Thanks to Rob and everyone for your help! Here's the final working command-line tool. This takes two arguments: inFile and Outfile. ~$ python jsonFilter.py inFile.json outFile.json

import json

def jsonFilter( inFile, outFile ):
# make a dictionary instead.
out = {};

with open( inFile, 'r') as jsonFile:
json_data = jsonFile.read()
d = json.loads(json_data)
# build the data you want to save to look like the original
# by taking the data in the d['data'] element filtering what you want
# elements where b[0] is 'x'
out['data'] = [b for b in d['data'] if b[0] == 'x' ]


if out:
with open( outFile, 'w' ) as jsonFile:
jsonFile.write( json.dumps( out ) );

else:
print "Error creating new JSON file!"

if __name__ == "__main__":
import argparse

parser = argparse.ArgumentParser()
parser.add_argument('inFile', nargs=1, help="Choose the in file to use")
parser.add_argument('outFile', nargs=1, help="Choose the out file to use")
args = parser.parse_args()
jsonFilter( args.inFile[0] , args.outFile[0] );

Rob Rob
Answer

First problem the query string will be true for everything (aka return the whole data set back since you are comparing b (a list) to 'x' a string

  b = [b for b in a if b != 'x' ]

What you wanted to do was:

  b = [b for b in a if b[0] != 'x' ]

The second problem is you are trying to delete the data by querying and deleting the results. Since the results contain a copy that will not delete anything from the original container.
Instead build the new data with only the elements you want, and save those. Also you were not recreating the 'data' element in your out data, so the json so the output have the same structure as the input data.

import json

def jsonFilter( inFile, outFile ):
    # make a dictionary instead.
    out = {};

    with open( inFile, 'r') as jsonFile:
       d = json.loads(json_data)
       # build the data you want to save to look like the original
       # by taking the data in the d['data'] element filtering what you want
       # elements where b[0] is 'x'
       out['data'] = [b for b in d['data'] if b[0] == 'x' ]


    if out:
        with open( outFile, 'w' ) as jsonFile:
            jsonFile.write( json.dumps( out ) );

    else:
       print "Error creating new jsonFile!"

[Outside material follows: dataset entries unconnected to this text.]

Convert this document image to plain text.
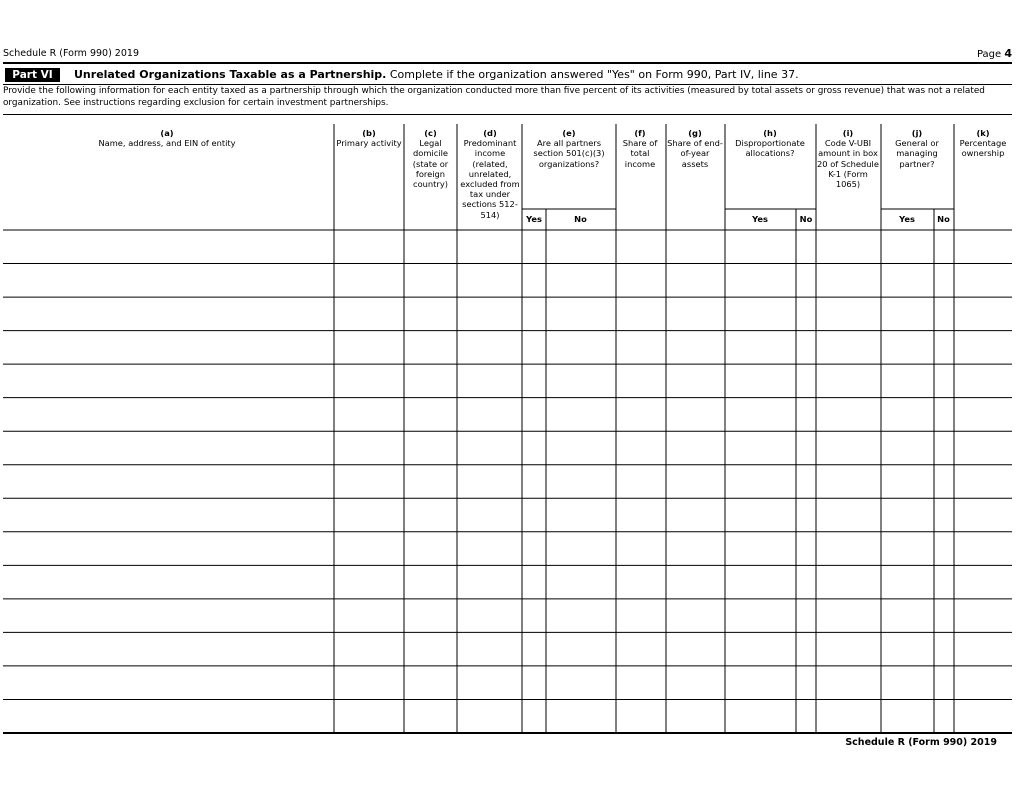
Schedule R (Form 990) 2019	Page 4
Part VI	Unrelated Organizations Taxable as a Partnership. Complete if the organization answered "Yes" on Form 990, Part IV, line 37.
Provide the following information for each entity taxed as a partnership through which the organization conducted more than five percent of its activities (measured by total assets or gross revenue) that was not a related organization. See instructions regarding exclusion for certain investment partnerships.
(a)
Name, address, and EIN of entity
(b)
Primary activity
(c)
Legal domicile (state or foreign country)
(d)
Predominant income (related, unrelated, excluded from tax under sections 512-514)
(e)
Are all partners section 501(c)(3) organizations?
(f)
Share of total income
(g)
Share of end-of-year assets
(h)
Disproportionate allocations?
(i)
Code V-UBI amount in box 20 of Schedule K-1 (Form 1065)
(j)
General or managing partner?
(k)
Percentage ownership
Yes	No	Yes	No	Yes	No
Schedule R (Form 990) 2019
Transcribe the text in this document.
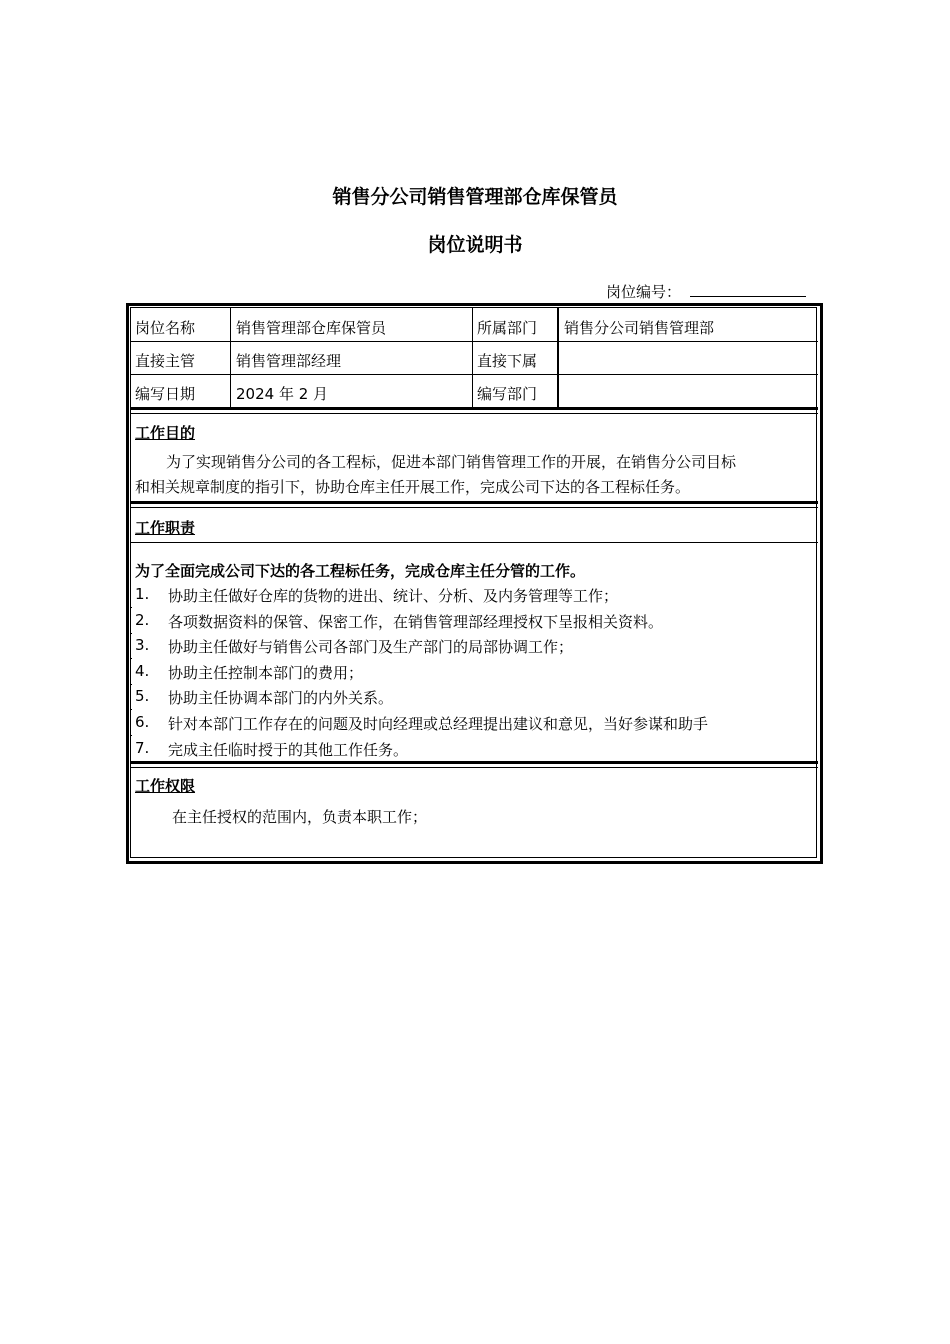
销售分公司销售管理部仓库保管员
岗位说明书
岗位编号：
岗位名称	销售管理部仓库保管员	所属部门 销售分公司销售管理部
直接主管	销售管理部经理	直接下属
编写日期	2024 年 2 月	编写部门
工作目的
为了实现销售分公司的各工程标，促进本部门销售管理工作的开展，在销售分公司目标
和相关规章制度的指引下，协助仓库主任开展工作，完成公司下达的各工程标任务。
工作职责
为了全面完成公司下达的各工程标任务，完成仓库主任分管的工作。
1. 协助主任做好仓库的货物的进出、统计、分析、及内务管理等工作；
2. 各项数据资料的保管、保密工作，在销售管理部经理授权下呈报相关资料。
3. 协助主任做好与销售公司各部门及生产部门的局部协调工作；
4. 协助主任控制本部门的费用；
5. 协助主任协调本部门的内外关系。
6. 针对本部门工作存在的问题及时向经理或总经理提出建议和意见，当好参谋和助手
7. 完成主任临时授于的其他工作任务。
工作权限
在主任授权的范围内，负责本职工作；
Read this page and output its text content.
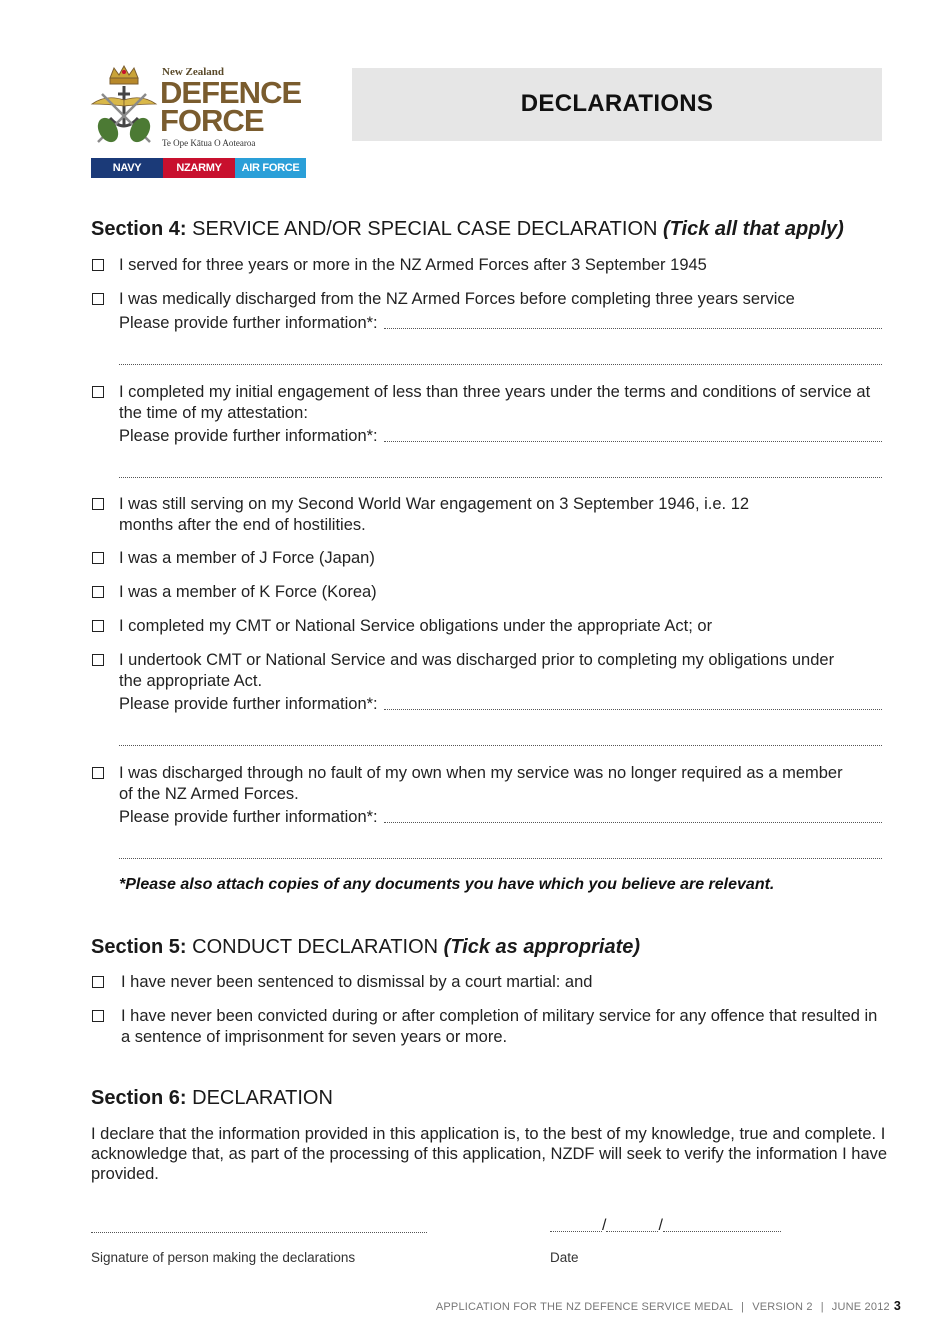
New Zealand
DEFENCE
FORCE
Te Ope Kātua O Aotearoa
NAVY	NZARMY AIR FORCE
DECLARATIONS
Section 4: SERVICE AND/OR SPECIAL CASE DECLARATION (Tick all that apply)
I served for three years or more in the NZ Armed Forces after 3 September 1945
I was medically discharged from the NZ Armed Forces before completing three years service
Please provide further information*:
I completed my initial engagement of less than three years under the terms and conditions of service at the time of my attestation:
Please provide further information*:
I was still serving on my Second World War engagement on 3 September 1946, i.e. 12 months after the end of hostilities.
I was a member of J Force (Japan)
I was a member of K Force (Korea)
I completed my CMT or National Service obligations under the appropriate Act; or
I undertook CMT or National Service and was discharged prior to completing my obligations under the appropriate Act.
Please provide further information*:
I was discharged through no fault of my own when my service was no longer required as a member of the NZ Armed Forces.
Please provide further information*:
*Please also attach copies of any documents you have which you believe are relevant.
Section 5: CONDUCT DECLARATION (Tick as appropriate)
I have never been sentenced to dismissal by a court martial: and
I have never been convicted during or after completion of military service for any offence that resulted in a sentence of imprisonment for seven years or more.
Section 6: DECLARATION
I declare that the information provided in this application is, to the best of my knowledge, true and complete. I acknowledge that, as part of the processing of this application, NZDF will seek to verify the information I have provided.
/	/
Signature of person making the declarations	Date
APPLICATION FOR THE NZ DEFENCE SERVICE MEDAL | VERSION 2 | JUNE 2012 3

output json data looks like:

 '{"data": [["x", 1, 4, 6, 2, 7], ["x", 3, 7, 2, 6, 8]]}'

If you did not want the output to have the 'data' root element but just the array of data that matched your filter then change the line:

 out['data'] = [b for b in d['data'] if b[0] == 'x' ]

to

 out = [b for b in d['data'] if b[0] == 'x' ]

with this change the output json data looks like:

 '[["x", 1, 4, 6, 2, 7], ["x", 3, 7, 2, 6, 8]]'